论文标题
双鱼座:通过带有指导的异步培训的有效联合学习
Pisces: Efficient Federated Learning via Guided Asynchronous Training
论文作者
论文摘要
联合学习(FL)通常以同步平行方式进行,其中慢速客户的参与延迟了训练迭代。当前的FL系统采用参与者选择策略,在每次迭代中选择具有优质数据的快速客户。但是,这在实践中并不总是可能的,而且选择策略通常必须在客户的速度和数据质量之间进行不愉快的权衡。 在本文中,我们提出了双鱼座,这是一种异步FL系统,具有智能参与者选择和用于加速培训的模型聚合。为了避免产生过多的资源成本和陈旧的培训计算,双鱼座使用新颖的评分机制来识别合适的客户参加培训迭代。它还调整了模型聚合的步伐,以动态地限制所选客户端和服务器之间的进度差距,并在平滑的非convex设置中具有可证明的收敛保证。我们已经在一个名为Plato的开源FL平台中实现了双鱼座,并评估了其在流行视觉和语言模型的大规模实验中的性能。双鱼座的表现优于最先进的同步和异步方案,分别高达2.0倍和1.9倍的时间加速。
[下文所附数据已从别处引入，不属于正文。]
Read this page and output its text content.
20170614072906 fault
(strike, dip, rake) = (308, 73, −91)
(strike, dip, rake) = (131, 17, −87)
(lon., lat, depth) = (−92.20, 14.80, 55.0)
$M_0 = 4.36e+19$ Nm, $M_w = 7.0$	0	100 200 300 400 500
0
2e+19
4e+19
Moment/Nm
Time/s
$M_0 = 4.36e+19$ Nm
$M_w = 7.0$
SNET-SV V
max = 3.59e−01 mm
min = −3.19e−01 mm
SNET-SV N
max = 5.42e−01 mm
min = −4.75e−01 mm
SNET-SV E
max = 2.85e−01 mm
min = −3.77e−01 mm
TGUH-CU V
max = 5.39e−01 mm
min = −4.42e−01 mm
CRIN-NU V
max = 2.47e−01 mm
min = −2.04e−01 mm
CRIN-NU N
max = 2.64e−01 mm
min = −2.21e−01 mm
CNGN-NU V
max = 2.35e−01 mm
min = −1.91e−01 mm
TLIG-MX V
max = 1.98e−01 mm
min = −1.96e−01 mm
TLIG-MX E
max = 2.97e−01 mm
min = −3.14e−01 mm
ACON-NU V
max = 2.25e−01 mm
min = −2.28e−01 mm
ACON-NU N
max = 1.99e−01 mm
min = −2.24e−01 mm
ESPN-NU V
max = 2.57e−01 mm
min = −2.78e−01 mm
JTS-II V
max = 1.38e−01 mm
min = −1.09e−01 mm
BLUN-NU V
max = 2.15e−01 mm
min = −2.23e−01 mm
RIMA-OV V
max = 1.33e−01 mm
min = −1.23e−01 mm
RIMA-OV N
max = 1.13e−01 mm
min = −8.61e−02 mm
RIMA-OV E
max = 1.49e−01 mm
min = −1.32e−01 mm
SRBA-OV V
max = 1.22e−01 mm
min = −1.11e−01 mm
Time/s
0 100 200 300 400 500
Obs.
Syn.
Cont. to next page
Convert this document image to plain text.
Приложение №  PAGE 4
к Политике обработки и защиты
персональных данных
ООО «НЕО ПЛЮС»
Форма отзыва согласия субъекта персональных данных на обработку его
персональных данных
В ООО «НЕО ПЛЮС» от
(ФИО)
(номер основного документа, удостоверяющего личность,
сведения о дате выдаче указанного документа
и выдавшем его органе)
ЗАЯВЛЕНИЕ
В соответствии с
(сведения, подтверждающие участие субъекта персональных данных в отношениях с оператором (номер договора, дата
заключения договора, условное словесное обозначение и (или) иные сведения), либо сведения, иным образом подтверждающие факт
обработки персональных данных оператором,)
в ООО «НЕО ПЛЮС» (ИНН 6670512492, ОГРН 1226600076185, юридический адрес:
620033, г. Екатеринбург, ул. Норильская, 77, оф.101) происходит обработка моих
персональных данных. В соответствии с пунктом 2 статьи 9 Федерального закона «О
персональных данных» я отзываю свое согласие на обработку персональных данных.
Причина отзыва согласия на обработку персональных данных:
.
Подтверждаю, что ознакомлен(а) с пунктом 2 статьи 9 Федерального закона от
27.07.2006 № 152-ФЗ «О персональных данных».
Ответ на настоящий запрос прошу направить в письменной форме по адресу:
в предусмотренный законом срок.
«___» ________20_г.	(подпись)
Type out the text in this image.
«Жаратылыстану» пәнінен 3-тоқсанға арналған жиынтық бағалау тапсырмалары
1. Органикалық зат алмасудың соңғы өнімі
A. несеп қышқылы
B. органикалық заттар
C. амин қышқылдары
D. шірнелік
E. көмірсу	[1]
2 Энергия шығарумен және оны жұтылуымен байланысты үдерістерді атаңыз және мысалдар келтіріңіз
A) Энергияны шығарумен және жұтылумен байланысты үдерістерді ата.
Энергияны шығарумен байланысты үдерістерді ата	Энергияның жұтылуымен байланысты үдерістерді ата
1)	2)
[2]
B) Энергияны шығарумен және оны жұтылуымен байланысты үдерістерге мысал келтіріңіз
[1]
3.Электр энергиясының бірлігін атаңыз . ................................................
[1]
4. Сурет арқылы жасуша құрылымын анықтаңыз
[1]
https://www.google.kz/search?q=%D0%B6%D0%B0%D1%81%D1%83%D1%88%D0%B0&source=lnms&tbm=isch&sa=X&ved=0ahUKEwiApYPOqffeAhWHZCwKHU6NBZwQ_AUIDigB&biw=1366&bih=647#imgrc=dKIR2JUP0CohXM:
Federated learning (FL) is typically performed in a synchronous parallel manner, where the involvement of a slow client delays a training iteration. Current FL systems employ a participant selection strategy to select fast clients with quality data in each iteration. However, this is not always possible in practice, and the selection strategy often has to navigate an unpleasant trade-off between the speed and the data quality of clients. In this paper, we present Pisces, an asynchronous FL system with intelligent participant selection and model aggregation for accelerated training. To avoid incurring excessive resource cost and stale training computation, Pisces uses a novel scoring mechanism to identify suitable clients to participate in a training iteration. It also adapts the pace of model aggregation to dynamically bound the progress gap between the selected clients and the server, with a provable convergence guarantee in a smooth non-convex setting. We have implemented Pisces in an open-source FL platform called Plato, and evaluated its performance in large-scale experiments with popular vision and language models. Pisces outperforms the state-of-the-art synchronous and asynchronous schemes, accelerating the time-to-accuracy by up to 2.0x and 1.9x, respectively.